As an adult, my father-in-law was diagnosed with stage four lung cancer, only a few short months before my dad’s diagnosis. My husband was shattered by the news, while he tried to carry the burden of his father’s pending death for his mom and sister. When my father-in-law passed, my husband continued to carry this burden of grief. It took years for him to recover, and he still grieves. But I’m not sure we ever stop grieving over the loss of those we love most. 


Before my dad’s death, I witnessed our 11-year-old labradoodle completely waste away in just two short, excruciating weeks. It was heartbreaking to see our family member suffer, to witness his last hours of death. When I told him goodbye, he looked at me in a way he’d never looked at me before, as if he were saying: “It’s okay to let me go. I’ll be at peace. I know you loved me, and I love you.” He was a wise soul.

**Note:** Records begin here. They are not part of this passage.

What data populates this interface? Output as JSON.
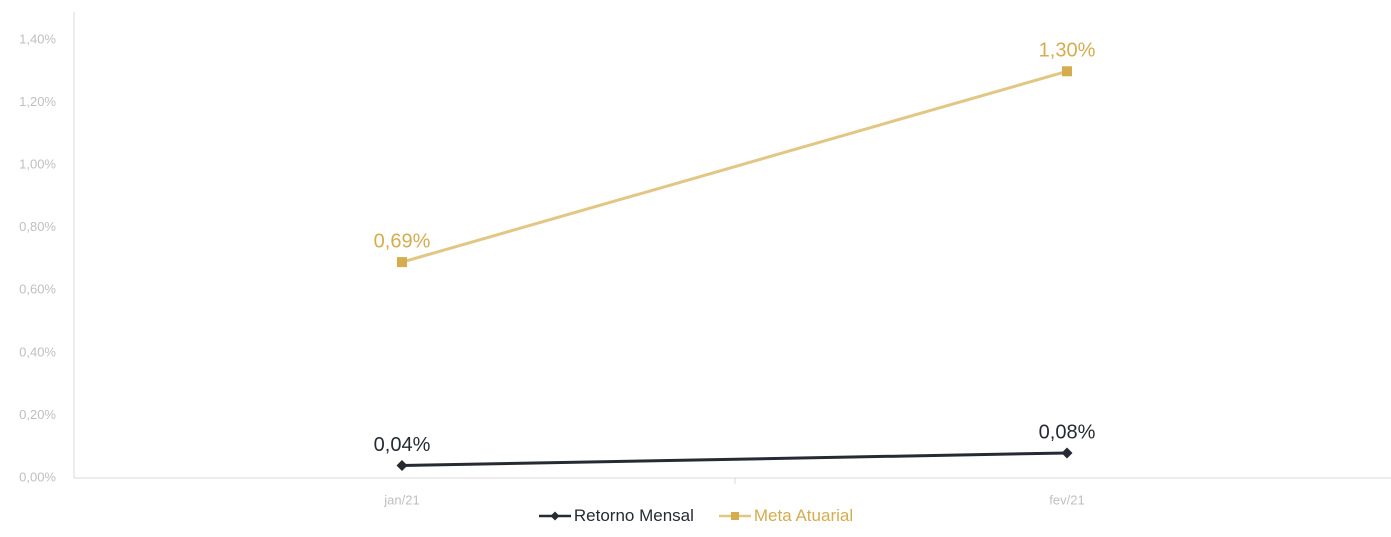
{
  "chart_data": {
    "type": "line",
    "title": "",
    "xlabel": "",
    "ylabel": "",
    "categories": [
      "jan/21",
      "fev/21"
    ],
    "ylim": [
      0,
      1.5
    ],
    "yticks": [
      0,
      0.2,
      0.4,
      0.6,
      0.8,
      1.0,
      1.2,
      1.4
    ],
    "ytick_labels": [
      "0,00%",
      "0,20%",
      "0,40%",
      "0,60%",
      "0,80%",
      "1,00%",
      "1,20%",
      "1,40%"
    ],
    "grid": false,
    "legend_position": "bottom",
    "series": [
      {
        "name": "Retorno Mensal",
        "values": [
          0.04,
          0.08
        ],
        "labels": [
          "0,04%",
          "0,08%"
        ],
        "color": "#262b33",
        "marker": "diamond-icon"
      },
      {
        "name": "Meta Atuarial",
        "values": [
          0.69,
          1.3
        ],
        "labels": [
          "0,69%",
          "1,30%"
        ],
        "color": "#d5ac4e",
        "line_color": "#e2c784",
        "marker": "square-icon"
      }
    ]
  }
}
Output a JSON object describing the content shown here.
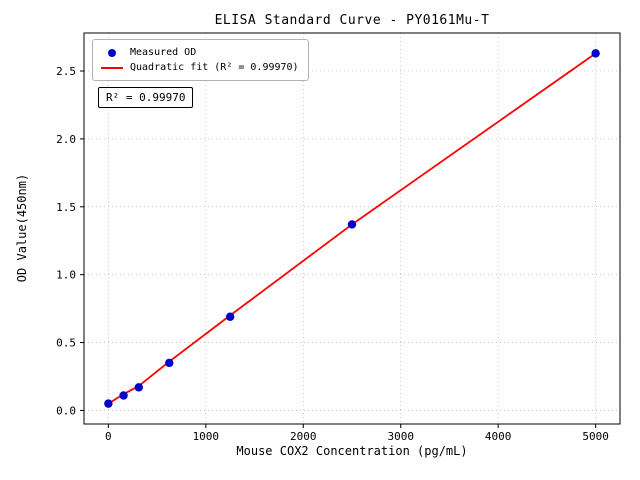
{
  "chart_data": {
    "type": "scatter",
    "title": "ELISA Standard Curve - PY0161Mu-T",
    "xlabel": "Mouse COX2 Concentration (pg/mL)",
    "ylabel": "OD Value(450nm)",
    "xlim": [
      -250,
      5250
    ],
    "ylim": [
      -0.1,
      2.78
    ],
    "xticks": [
      0,
      1000,
      2000,
      3000,
      4000,
      5000
    ],
    "xtick_labels": [
      "0",
      "1000",
      "2000",
      "3000",
      "4000",
      "5000"
    ],
    "yticks": [
      0.0,
      0.5,
      1.0,
      1.5,
      2.0,
      2.5
    ],
    "ytick_labels": [
      "0.0",
      "0.5",
      "1.0",
      "1.5",
      "2.0",
      "2.5"
    ],
    "grid": true,
    "legend_position": "upper left",
    "annotation": "R² = 0.99970",
    "style": {
      "marker_color": "#0000cd",
      "line_color": "#ff0000",
      "grid_color": "#bbbbbb",
      "axis_color": "#000000",
      "background": "#ffffff"
    },
    "series": [
      {
        "name": "Measured OD",
        "kind": "scatter",
        "color": "#0000cd",
        "x": [
          0,
          156,
          312,
          625,
          1250,
          2500,
          5000
        ],
        "y": [
          0.05,
          0.11,
          0.17,
          0.35,
          0.69,
          1.37,
          2.63
        ]
      },
      {
        "name": "Quadratic fit (R² = 0.99970)",
        "kind": "line",
        "color": "#ff0000",
        "x": [
          0,
          156,
          312,
          625,
          1250,
          2500,
          5000
        ],
        "y": [
          0.05,
          0.12,
          0.18,
          0.36,
          0.7,
          1.37,
          2.63
        ]
      }
    ]
  }
}
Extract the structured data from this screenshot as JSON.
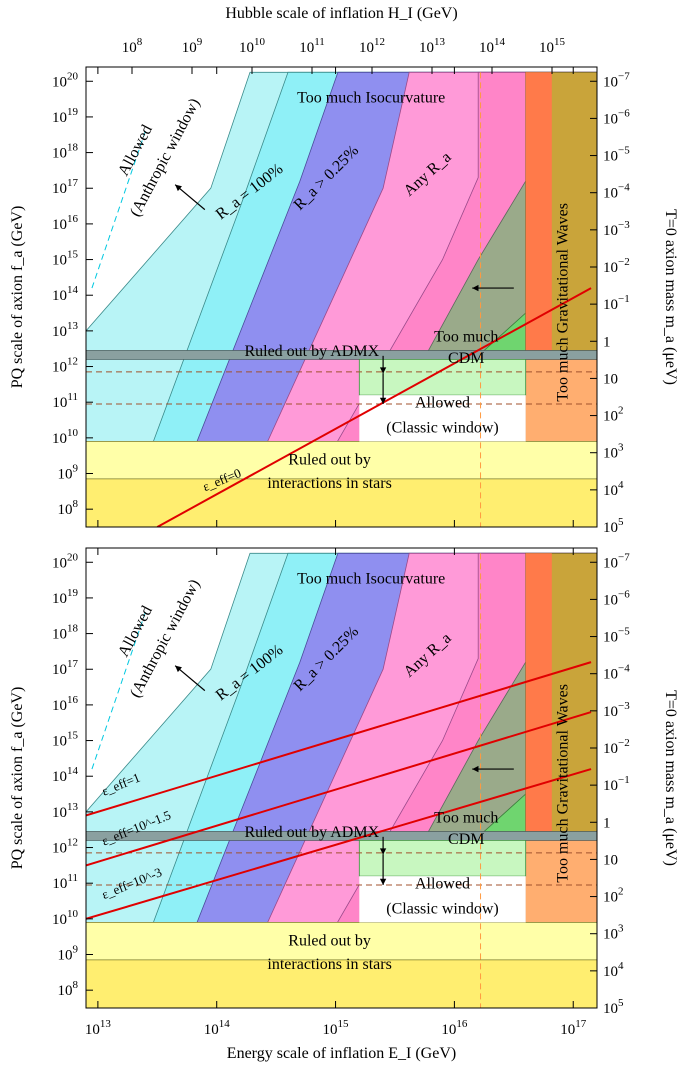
{
  "chart_data": {
    "type": "area",
    "x_axis_bottom": {
      "label": "Energy scale of inflation E_I (GeV)",
      "scale": "log10",
      "range": [
        12.9,
        17.2
      ],
      "ticks": [
        13,
        14,
        15,
        16,
        17
      ]
    },
    "x_axis_top": {
      "label": "Hubble scale of inflation H_I (GeV)",
      "scale": "log10",
      "ticks": [
        8,
        9,
        10,
        11,
        12,
        13,
        14,
        15
      ]
    },
    "y_axis_left": {
      "label": "PQ scale of axion f_a (GeV)",
      "scale": "log10",
      "range": [
        7.5,
        20.4
      ],
      "ticks": [
        8,
        9,
        10,
        11,
        12,
        13,
        14,
        15,
        16,
        17,
        18,
        19,
        20
      ]
    },
    "y_axis_right": {
      "label": "T=0 axion mass m_a (μeV)",
      "ticks": [
        "-7",
        "-6",
        "-5",
        "-4",
        "-3",
        "-2",
        "-1",
        "1",
        "10",
        "10^2",
        "10^3",
        "10^4",
        "10^5"
      ]
    },
    "panels": [
      {
        "labels": {
          "isocurvature": "Too much Isocurvature",
          "ra100": "R_a = 100%",
          "ra025": "R_a > 0.25%",
          "any_ra": "Any R_a",
          "anthropic_1": "Allowed",
          "anthropic_2": "(Anthropic window)",
          "gw": "Too much Gravitational Waves",
          "cdm_1": "Too much",
          "cdm_2": "CDM",
          "admx": "Ruled out by ADMX",
          "classic_1": "Allowed",
          "classic_2": "(Classic window)",
          "stars_1": "Ruled out by",
          "stars_2": "interactions in stars",
          "eps": [
            {
              "label": "ε_eff=0",
              "start": [
                13.5,
                7.5
              ],
              "end": [
                17.15,
                14.2
              ]
            }
          ]
        }
      },
      {
        "labels": {
          "isocurvature": "Too much Isocurvature",
          "ra100": "R_a = 100%",
          "ra025": "R_a > 0.25%",
          "any_ra": "Any R_a",
          "anthropic_1": "Allowed",
          "anthropic_2": "(Anthropic window)",
          "gw": "Too much Gravitational Waves",
          "cdm_1": "Too much",
          "cdm_2": "CDM",
          "admx": "Ruled out by ADMX",
          "classic_1": "Allowed",
          "classic_2": "(Classic window)",
          "stars_1": "Ruled out by",
          "stars_2": "interactions in stars",
          "eps": [
            {
              "label": "ε_eff=1",
              "start": [
                12.9,
                12.9
              ],
              "end": [
                17.15,
                17.2
              ]
            },
            {
              "label": "ε_eff=10^-1.5",
              "start": [
                12.9,
                11.5
              ],
              "end": [
                17.15,
                15.8
              ]
            },
            {
              "label": "ε_eff=10^-3",
              "start": [
                12.9,
                10.0
              ],
              "end": [
                17.15,
                14.2
              ]
            }
          ]
        }
      }
    ]
  }
}
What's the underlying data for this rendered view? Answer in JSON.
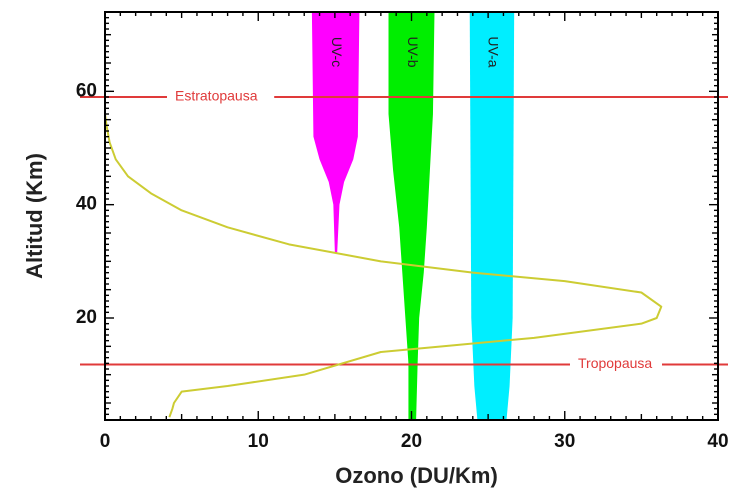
{
  "chart_data": {
    "type": "line",
    "title": "",
    "xlabel": "Ozono (DU/Km)",
    "ylabel": "Altitud (Km)",
    "xlim": [
      0,
      40
    ],
    "ylim": [
      2,
      74
    ],
    "xticks": [
      0,
      10,
      20,
      30,
      40
    ],
    "yticks": [
      20,
      40,
      60
    ],
    "xtick_labels": [
      "0",
      "10",
      "20",
      "30",
      "40"
    ],
    "ytick_labels": [
      "20",
      "40",
      "60"
    ],
    "grid": false,
    "series": [
      {
        "name": "",
        "color": "#cccc33",
        "x": [
          4.2,
          4.4,
          4.5,
          5,
          8,
          13,
          18,
          22,
          28,
          35,
          36,
          36.3,
          35,
          30,
          24,
          18,
          12,
          8,
          5,
          3,
          1.5,
          0.7,
          0.3,
          0.1,
          0
        ],
        "y": [
          2.5,
          4,
          5,
          7,
          8,
          10,
          14,
          15,
          16.5,
          19,
          20,
          22,
          24.5,
          26.5,
          28,
          30,
          33,
          36,
          39,
          42,
          45,
          48,
          51,
          54,
          56
        ]
      }
    ],
    "uv_bands": [
      {
        "label": "UV-c",
        "color": "#ff00ff",
        "profile": [
          {
            "y": 31.5,
            "x0": 15.0,
            "x1": 15.15
          },
          {
            "y": 40,
            "x0": 14.9,
            "x1": 15.3
          },
          {
            "y": 44,
            "x0": 14.6,
            "x1": 15.6
          },
          {
            "y": 48,
            "x0": 14.0,
            "x1": 16.2
          },
          {
            "y": 52,
            "x0": 13.6,
            "x1": 16.5
          },
          {
            "y": 74,
            "x0": 13.5,
            "x1": 16.6
          }
        ]
      },
      {
        "label": "UV-b",
        "color": "#00ee00",
        "profile": [
          {
            "y": 2,
            "x0": 19.8,
            "x1": 20.3
          },
          {
            "y": 12,
            "x0": 19.8,
            "x1": 20.4
          },
          {
            "y": 20,
            "x0": 19.6,
            "x1": 20.5
          },
          {
            "y": 28,
            "x0": 19.4,
            "x1": 20.8
          },
          {
            "y": 36,
            "x0": 19.2,
            "x1": 21.0
          },
          {
            "y": 46,
            "x0": 18.8,
            "x1": 21.2
          },
          {
            "y": 56,
            "x0": 18.5,
            "x1": 21.4
          },
          {
            "y": 74,
            "x0": 18.5,
            "x1": 21.5
          }
        ]
      },
      {
        "label": "UV-a",
        "color": "#00eeff",
        "profile": [
          {
            "y": 2,
            "x0": 24.3,
            "x1": 26.2
          },
          {
            "y": 8,
            "x0": 24.1,
            "x1": 26.4
          },
          {
            "y": 20,
            "x0": 23.9,
            "x1": 26.6
          },
          {
            "y": 74,
            "x0": 23.8,
            "x1": 26.7
          }
        ]
      }
    ],
    "annotations": [
      {
        "label": "Estratopausa",
        "y": 59,
        "color": "#e03a3a",
        "label_position": "left"
      },
      {
        "label": "Tropopausa",
        "y": 11.8,
        "color": "#e03a3a",
        "label_position": "right"
      }
    ]
  }
}
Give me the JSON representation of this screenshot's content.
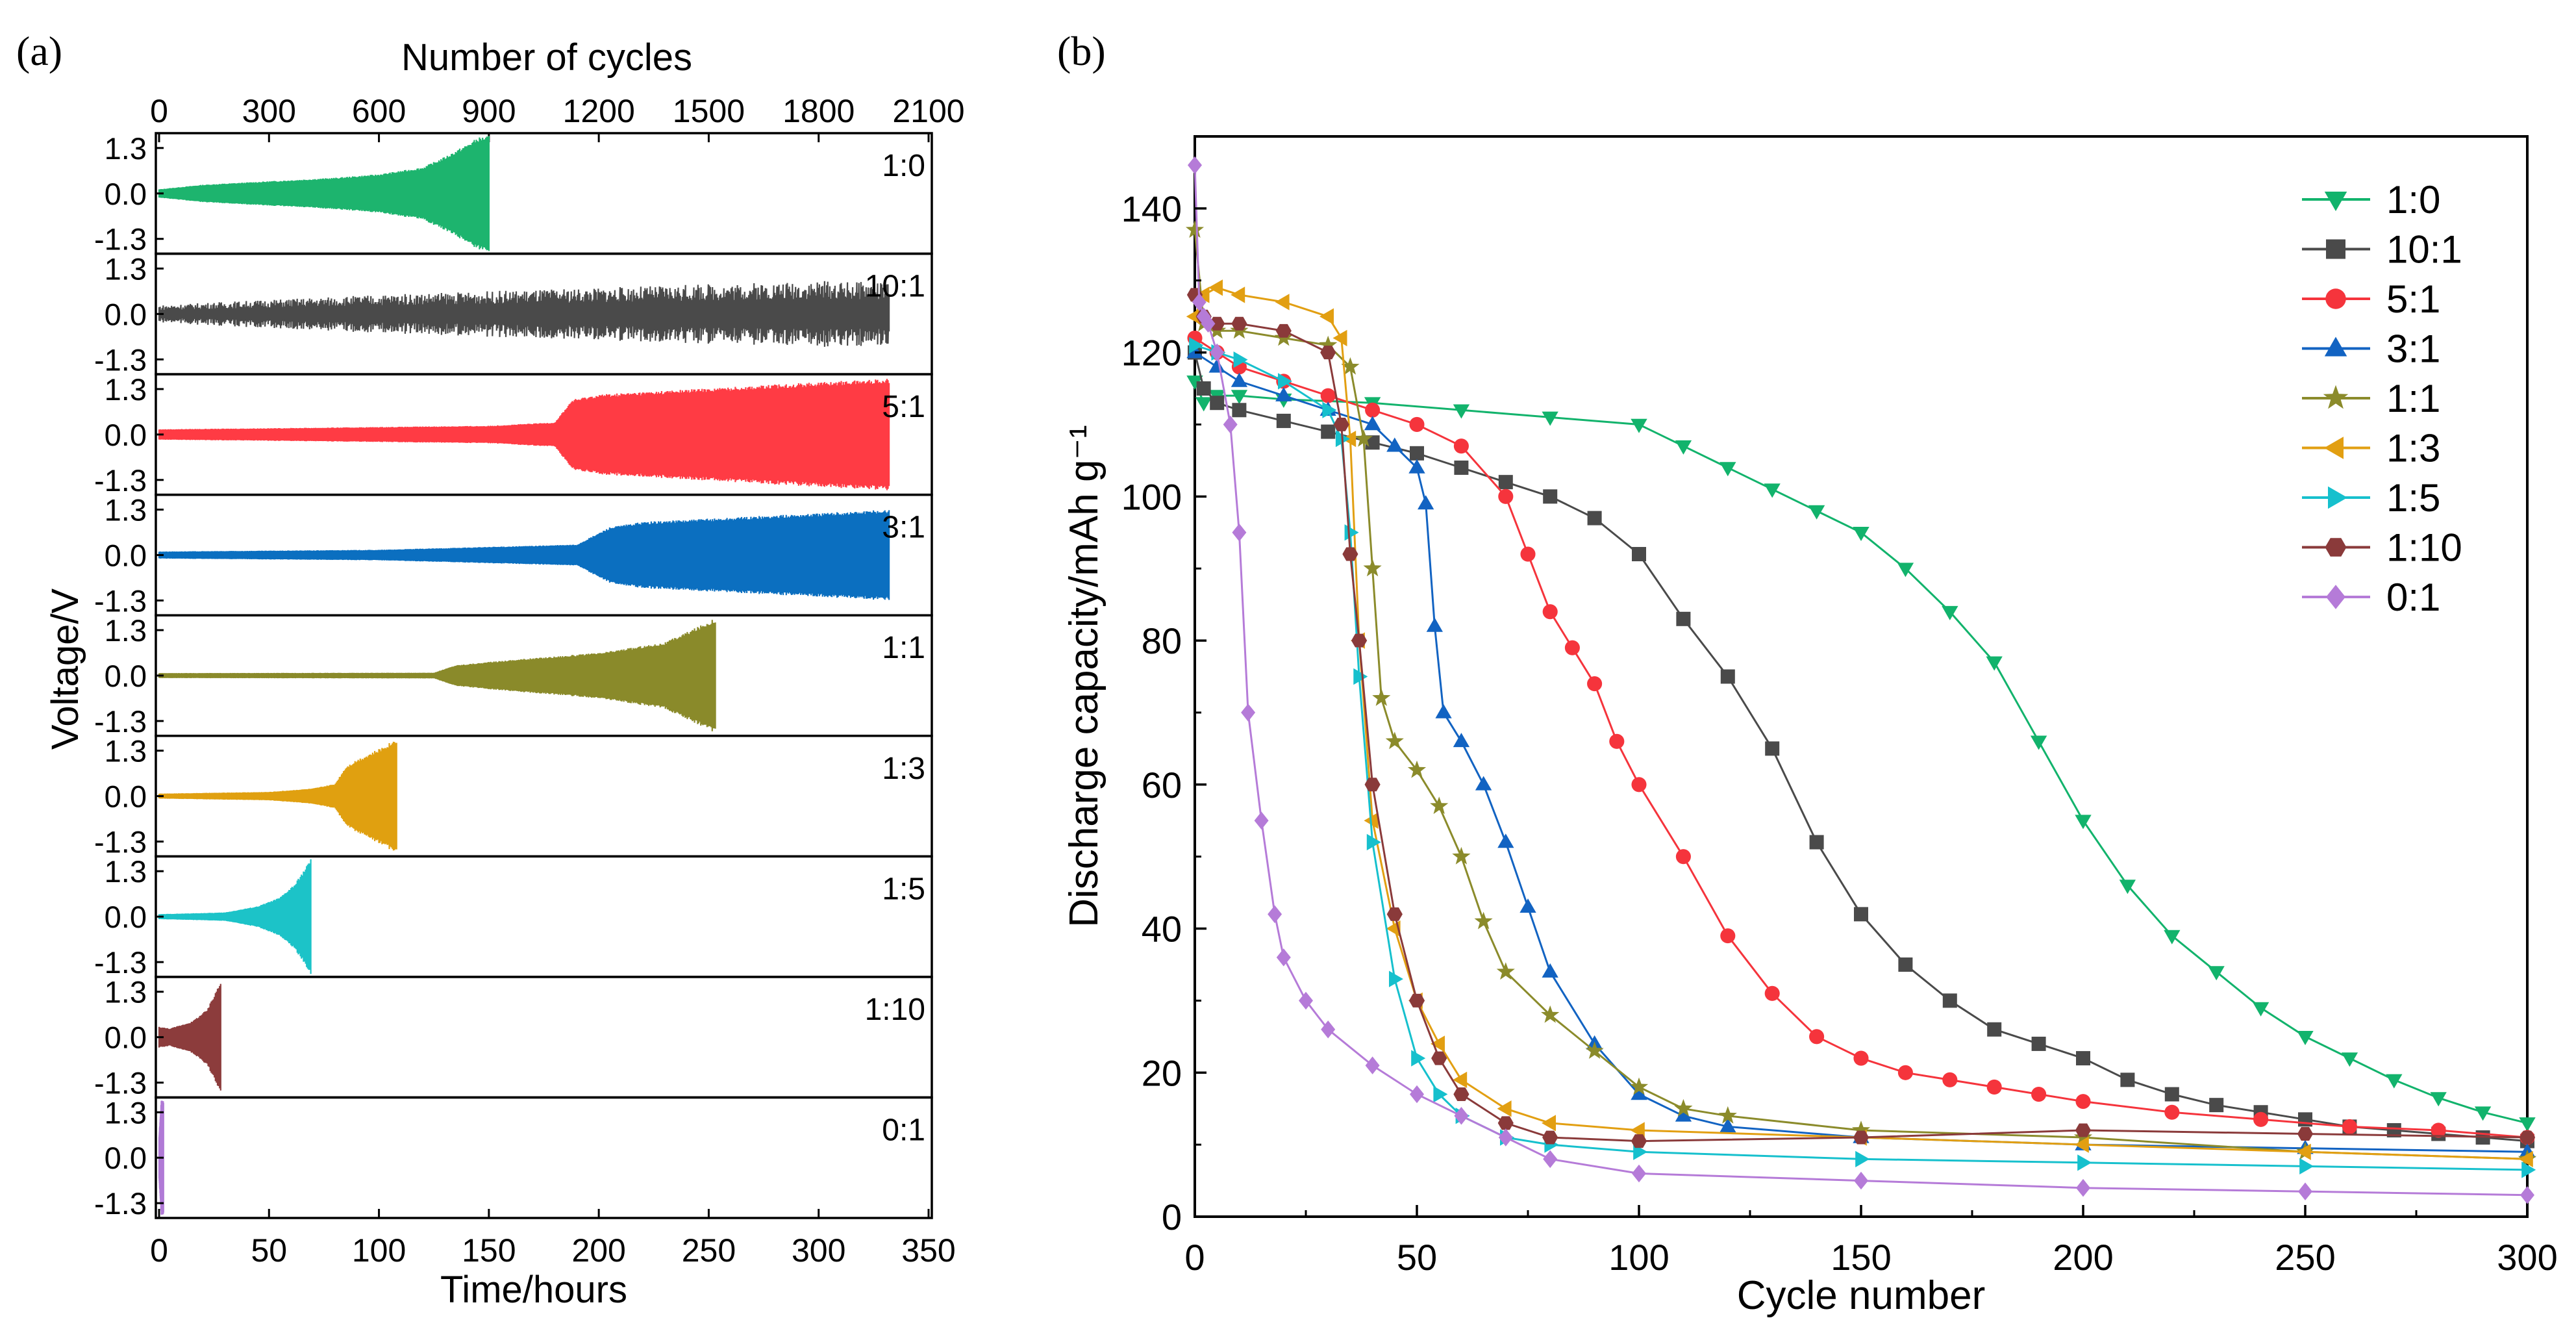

Did all of these experiences, my perception and interpretations of them, completely prepare me for the last month of my dad’s life? No. But they gave me the skills I needed to understand what was happening and to accept the ambiguity, fear, pain, and love through it all. And as a way to help me interpret, internalize, and make meaning of my dad’s passing, I’m writing through it. It’s part of my literacy process. 


Life can be excruciating. In moments, we can be fully vulnerable, causing us to fear what we do not know or understand. But life can be beautiful when we embrace vulnerability, seek to understand the unknown, and grow into more authentic versions of ourselves. By being literate, we are better equipped to navigate the pain and heartbreak, to turn the excruciating moments into something beautiful because we seek to understand and perceive them in a new way.